Consequence for Failure to Impose a Litigation Hold – Monetary Sanctions and More
By: CYNTHIA A. MOYER
The United States District Court for the Eastern District of Texas recently imposed a $250,000 civil contempt sanction on a defendant for its failure to issue a litigation hold, its failure to produce relevant documents in the litigation, and the destruction of documents during the litigation. Green v. Blitz U.S.A., Inc., 2011 WL 806011 (E.D. Tex. March 1, 2011). It also required the defendant to furnish a copy of the court’s order and memorandum to all parties in other cases in which the defendant participated for the past two years and going forward for next five years.
In Green, plaintiff Rene Green brought a products liability lawsuit against Blitz U.S.A., Inc. for a death allegedly caused by Blitz’s failure to include a flame arrester on a gas can it manufactured. One of Blitz’s defenses was that it did not include a flame arrester because flame arresters do not work. The case went to trial, and at the conclusion of the evidence, while the jury was deliberating, the parties settled. After the case was closed, counsel for the plaintiff learned of relevant documents that were not produced by Blitz and filed a motion to re-open the case and for sanctions based on discovery abuses. The court denied the motion to re-open the case (based on statute of limitations grounds), but granted the motion for sanctions.
In the show cause hearing on Blitz’s efforts to gather and preserve relevant documents, it came to light that Blitz placed a single employee in charge of searching for and collecting documents relevant to ongoing litigation (including but not limited to Ms. Green’s case). That employee said he was a “face-to-face” guy, meaning he would go talk to various employees in their offices about the information he was seeking and the types of documents that had been requested. Significantly, however, he did not issue a written litigation hold, he did not do any electronic word searches for emails or other documents, and he did not talk to anyone in the company’s IT department about preserving back-up tapes or searching for electronic documents. The court held that the defendant’s conduct in failing to produce relevant documents constituted a willful violation of its discovery order.

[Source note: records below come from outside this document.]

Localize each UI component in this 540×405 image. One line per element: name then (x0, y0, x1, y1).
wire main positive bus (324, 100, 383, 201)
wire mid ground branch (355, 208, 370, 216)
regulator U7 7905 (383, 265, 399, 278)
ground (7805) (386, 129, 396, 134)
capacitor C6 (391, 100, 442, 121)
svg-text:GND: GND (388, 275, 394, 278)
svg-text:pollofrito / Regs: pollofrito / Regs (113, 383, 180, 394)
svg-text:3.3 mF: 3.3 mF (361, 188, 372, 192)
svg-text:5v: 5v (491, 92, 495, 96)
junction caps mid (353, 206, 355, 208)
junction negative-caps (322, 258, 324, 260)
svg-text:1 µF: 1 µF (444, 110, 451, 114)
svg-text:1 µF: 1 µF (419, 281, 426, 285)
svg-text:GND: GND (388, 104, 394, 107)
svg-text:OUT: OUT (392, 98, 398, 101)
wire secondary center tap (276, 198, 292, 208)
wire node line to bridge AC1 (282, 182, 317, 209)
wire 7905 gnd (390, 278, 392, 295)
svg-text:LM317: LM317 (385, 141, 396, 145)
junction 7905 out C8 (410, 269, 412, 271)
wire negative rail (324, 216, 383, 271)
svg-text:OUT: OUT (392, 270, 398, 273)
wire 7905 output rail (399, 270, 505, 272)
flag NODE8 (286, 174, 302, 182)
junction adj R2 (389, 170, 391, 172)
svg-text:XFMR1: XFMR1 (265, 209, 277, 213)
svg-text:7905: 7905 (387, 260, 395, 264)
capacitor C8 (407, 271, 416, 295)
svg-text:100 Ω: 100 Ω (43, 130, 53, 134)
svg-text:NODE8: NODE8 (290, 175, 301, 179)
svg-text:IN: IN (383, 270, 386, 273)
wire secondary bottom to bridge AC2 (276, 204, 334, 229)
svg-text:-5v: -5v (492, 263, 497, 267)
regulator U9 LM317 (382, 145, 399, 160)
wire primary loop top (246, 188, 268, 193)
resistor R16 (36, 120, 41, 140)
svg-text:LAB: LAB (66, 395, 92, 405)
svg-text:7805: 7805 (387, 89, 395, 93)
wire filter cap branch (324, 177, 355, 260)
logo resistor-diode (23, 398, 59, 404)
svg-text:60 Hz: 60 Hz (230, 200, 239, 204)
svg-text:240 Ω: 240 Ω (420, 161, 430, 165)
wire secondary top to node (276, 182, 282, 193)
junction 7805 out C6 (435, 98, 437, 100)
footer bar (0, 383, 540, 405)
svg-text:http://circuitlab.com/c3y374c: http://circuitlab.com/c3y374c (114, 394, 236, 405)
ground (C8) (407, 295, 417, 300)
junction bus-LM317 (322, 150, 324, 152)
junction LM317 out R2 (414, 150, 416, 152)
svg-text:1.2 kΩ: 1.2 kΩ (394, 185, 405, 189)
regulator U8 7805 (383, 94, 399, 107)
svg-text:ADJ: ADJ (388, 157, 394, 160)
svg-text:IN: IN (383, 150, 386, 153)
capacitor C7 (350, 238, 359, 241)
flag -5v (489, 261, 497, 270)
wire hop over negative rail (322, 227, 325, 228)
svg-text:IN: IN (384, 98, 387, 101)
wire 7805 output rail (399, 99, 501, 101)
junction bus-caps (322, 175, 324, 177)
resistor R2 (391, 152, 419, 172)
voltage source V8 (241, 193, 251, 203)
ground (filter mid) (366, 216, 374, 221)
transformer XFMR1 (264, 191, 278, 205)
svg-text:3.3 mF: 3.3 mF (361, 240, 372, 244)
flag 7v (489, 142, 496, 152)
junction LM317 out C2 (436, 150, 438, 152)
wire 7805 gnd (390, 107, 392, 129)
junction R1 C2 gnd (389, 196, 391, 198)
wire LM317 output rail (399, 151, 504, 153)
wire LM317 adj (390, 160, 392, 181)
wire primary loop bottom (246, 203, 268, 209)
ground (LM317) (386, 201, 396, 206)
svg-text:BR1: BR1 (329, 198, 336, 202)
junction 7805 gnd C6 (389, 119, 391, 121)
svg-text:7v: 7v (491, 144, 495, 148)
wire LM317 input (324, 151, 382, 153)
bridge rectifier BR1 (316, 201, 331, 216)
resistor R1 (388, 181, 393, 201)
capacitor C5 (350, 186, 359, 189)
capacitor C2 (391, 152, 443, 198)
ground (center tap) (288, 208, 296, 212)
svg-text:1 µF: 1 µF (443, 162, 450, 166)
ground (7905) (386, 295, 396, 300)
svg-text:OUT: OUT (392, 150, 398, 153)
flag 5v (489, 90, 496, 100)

The defendant’s misconduct was not limited to a failure to produce relevant materials, however. Blitz also failed to preserve relevant documents. The evidence revealed that Blitz actually asked its employees to routinely delete electronic documents from 2004 to 2007. According to the court, “during this precise time period, Blitz was actively defending multiple products liability lawsuits relating to its gas cans…” Id. at *8. Nor were back-up tapes preserved.
The court imposed a civil contempt sanction of $250,000, finding it reasonable in light of the “extreme prejudice” suffered by the plaintiff by not having access to important documents. In addition, the court imposed a $500,000, which was stayed for thirty days, during which time Blitz was required to furnish a copy of the court’s order and memorandum opinion to every plaintiff in every lawsuit it had proceeding against it for the past two years. Upon certification by Blitz to the court that the notice and opinion had been so furnished, the $500,000 sanction would be stayed. Lastly, the court imposed a sanction to encourage future compliance: For the next five years, Blitz is required to file a copy of the court’s order and memorandum with its first pleading in every lawsuit in which it participates in any capacity.